Ian’s eyes narrowed. “She’s not leaving our protection. Not to Heather. Not to the NSA. Not to anyone.”

He straightened, both hands now braced on the table. “Vos took his first shot. We answer by tightening the circle until nothing gets through. And when he reaches for her again, we’ll be ready to break his hand.”

No one argued.

TWENTY-SIX

EXECUTIVE SUITE – 0147 HOURS

Claire stirred. The room was quiet except for the faint whoosh of oxygen and steady thrum of Reid’s heartbeat under her ear. She shifted, realizing she was wrapped in his arms. His chest was solid behind her, one hand curved protectively across her waist as if, even in sleep, he refused to let her go.

She nestled closer, her body relaxing into his warmth. The faintest kiss brushed the crown of her head. “You awake?” His voice was low, rough with sleep.

“Yes,” she whispered.

He kissed her again, softer this time, lips tracing down toward her temple. Then his mouth found hers, unhurried but certain, and the kiss deepened. Claire sighed into it, her fingers curling against his shirt, the tension she hadn’t realized she was holding bleeding out with the sound.

When she drew back, her breath caught on something else. Memory. Sudden and sharp. Her eyes flicked open in the darkness. “Reid…”

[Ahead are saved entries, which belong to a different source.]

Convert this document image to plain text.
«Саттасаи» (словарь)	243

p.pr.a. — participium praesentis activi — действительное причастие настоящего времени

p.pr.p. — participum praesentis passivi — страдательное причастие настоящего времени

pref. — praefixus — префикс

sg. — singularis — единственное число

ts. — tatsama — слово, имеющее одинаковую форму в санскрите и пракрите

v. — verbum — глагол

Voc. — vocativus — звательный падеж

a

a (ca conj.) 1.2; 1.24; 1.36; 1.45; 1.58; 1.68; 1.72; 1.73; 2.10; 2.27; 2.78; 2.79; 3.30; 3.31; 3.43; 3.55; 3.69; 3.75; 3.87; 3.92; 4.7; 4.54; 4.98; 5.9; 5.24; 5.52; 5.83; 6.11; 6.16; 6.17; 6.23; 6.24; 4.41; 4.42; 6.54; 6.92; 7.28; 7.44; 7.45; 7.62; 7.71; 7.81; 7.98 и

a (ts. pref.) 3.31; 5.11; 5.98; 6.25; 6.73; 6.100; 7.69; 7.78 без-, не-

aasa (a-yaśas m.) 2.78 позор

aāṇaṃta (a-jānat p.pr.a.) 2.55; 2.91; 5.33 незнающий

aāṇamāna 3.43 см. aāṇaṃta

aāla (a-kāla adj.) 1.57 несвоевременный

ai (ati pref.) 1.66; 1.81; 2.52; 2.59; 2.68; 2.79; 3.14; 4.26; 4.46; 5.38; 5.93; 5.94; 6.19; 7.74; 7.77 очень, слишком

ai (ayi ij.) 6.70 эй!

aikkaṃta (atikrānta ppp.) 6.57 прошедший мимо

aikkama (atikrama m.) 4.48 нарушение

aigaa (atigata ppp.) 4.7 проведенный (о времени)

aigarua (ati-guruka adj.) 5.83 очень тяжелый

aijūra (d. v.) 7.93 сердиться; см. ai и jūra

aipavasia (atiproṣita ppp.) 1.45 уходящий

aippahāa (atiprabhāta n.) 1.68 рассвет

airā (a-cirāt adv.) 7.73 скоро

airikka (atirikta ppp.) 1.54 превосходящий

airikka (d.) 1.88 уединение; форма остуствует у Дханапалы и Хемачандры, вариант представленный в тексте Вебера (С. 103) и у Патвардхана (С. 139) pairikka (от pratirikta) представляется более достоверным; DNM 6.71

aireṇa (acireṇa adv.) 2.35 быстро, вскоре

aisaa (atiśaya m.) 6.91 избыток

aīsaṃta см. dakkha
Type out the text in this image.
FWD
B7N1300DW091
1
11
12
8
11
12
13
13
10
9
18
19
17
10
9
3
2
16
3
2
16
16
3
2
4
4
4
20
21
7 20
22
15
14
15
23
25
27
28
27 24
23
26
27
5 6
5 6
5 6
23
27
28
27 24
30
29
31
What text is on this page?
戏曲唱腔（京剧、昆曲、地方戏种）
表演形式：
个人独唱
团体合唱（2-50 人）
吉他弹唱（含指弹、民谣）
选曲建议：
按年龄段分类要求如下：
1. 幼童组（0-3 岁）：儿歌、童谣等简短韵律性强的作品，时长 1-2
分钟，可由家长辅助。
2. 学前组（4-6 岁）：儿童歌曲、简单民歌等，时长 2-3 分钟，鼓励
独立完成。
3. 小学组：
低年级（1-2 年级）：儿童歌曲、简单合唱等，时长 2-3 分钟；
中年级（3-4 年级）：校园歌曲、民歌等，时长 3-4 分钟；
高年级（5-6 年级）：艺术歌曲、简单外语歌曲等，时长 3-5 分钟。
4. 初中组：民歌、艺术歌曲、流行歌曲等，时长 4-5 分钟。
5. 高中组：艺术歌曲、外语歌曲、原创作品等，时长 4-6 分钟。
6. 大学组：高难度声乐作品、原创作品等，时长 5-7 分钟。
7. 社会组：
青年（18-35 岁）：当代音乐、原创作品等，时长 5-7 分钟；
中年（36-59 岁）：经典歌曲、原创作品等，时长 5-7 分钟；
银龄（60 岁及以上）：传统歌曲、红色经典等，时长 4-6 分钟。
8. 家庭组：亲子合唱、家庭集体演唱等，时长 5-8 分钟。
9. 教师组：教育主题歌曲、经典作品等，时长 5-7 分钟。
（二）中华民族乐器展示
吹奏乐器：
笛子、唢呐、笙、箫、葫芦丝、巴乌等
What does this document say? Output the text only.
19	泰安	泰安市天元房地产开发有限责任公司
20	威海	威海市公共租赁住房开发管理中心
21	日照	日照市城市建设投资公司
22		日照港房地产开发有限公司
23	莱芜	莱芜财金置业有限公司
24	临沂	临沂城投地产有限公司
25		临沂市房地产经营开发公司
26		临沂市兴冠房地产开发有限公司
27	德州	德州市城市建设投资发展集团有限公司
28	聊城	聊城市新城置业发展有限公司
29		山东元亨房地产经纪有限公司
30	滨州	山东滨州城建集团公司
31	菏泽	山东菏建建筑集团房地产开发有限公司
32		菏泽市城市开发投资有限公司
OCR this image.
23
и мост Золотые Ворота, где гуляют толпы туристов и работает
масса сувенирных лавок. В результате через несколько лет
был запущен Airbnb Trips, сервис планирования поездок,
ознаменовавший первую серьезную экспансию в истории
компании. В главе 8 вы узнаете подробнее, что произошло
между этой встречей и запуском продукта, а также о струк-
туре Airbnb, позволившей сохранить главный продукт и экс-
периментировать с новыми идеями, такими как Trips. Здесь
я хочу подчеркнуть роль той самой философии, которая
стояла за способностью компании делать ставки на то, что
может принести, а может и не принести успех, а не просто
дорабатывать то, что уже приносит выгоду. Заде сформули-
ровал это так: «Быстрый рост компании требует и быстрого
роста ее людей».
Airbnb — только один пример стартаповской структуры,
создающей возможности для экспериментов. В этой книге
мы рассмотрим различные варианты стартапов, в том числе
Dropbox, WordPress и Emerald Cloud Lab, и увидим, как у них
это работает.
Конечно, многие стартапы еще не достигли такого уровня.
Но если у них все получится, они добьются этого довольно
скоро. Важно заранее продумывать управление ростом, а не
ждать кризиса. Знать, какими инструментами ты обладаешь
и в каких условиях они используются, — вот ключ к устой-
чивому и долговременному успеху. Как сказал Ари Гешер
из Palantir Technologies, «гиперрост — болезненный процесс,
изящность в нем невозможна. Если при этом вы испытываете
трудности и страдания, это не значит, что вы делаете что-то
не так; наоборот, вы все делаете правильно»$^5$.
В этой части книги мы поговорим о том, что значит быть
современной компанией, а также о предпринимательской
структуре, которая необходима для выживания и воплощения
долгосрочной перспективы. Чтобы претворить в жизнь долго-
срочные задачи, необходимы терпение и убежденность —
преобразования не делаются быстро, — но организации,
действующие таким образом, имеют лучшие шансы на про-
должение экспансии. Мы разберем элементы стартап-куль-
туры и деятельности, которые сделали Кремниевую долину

He tipped his forehead to hers. “What is it?”

Her pulse picked up. “My father’s journals.”

Reid’s eyes sharpened instantly. “Journals.”

She nodded, swallowing hard. “The day I moved in, there was a box I never fully unpacked labeled FIELD NOTES / DAD. I thought it was just scraps—maps, old notebooks. But at the bottom…” Her voice thinned. “There was a ledger. Black. Heavy. Strapped shut. It didn’t match the others. I never looked—assumed it was accounting stuff. But now?”

Reid’s hand tightened slightly against her waist. “You’re sure?”

“I touched it,” she whispered. “I’d forgotten until now, or maybe I didn’t want to remember.”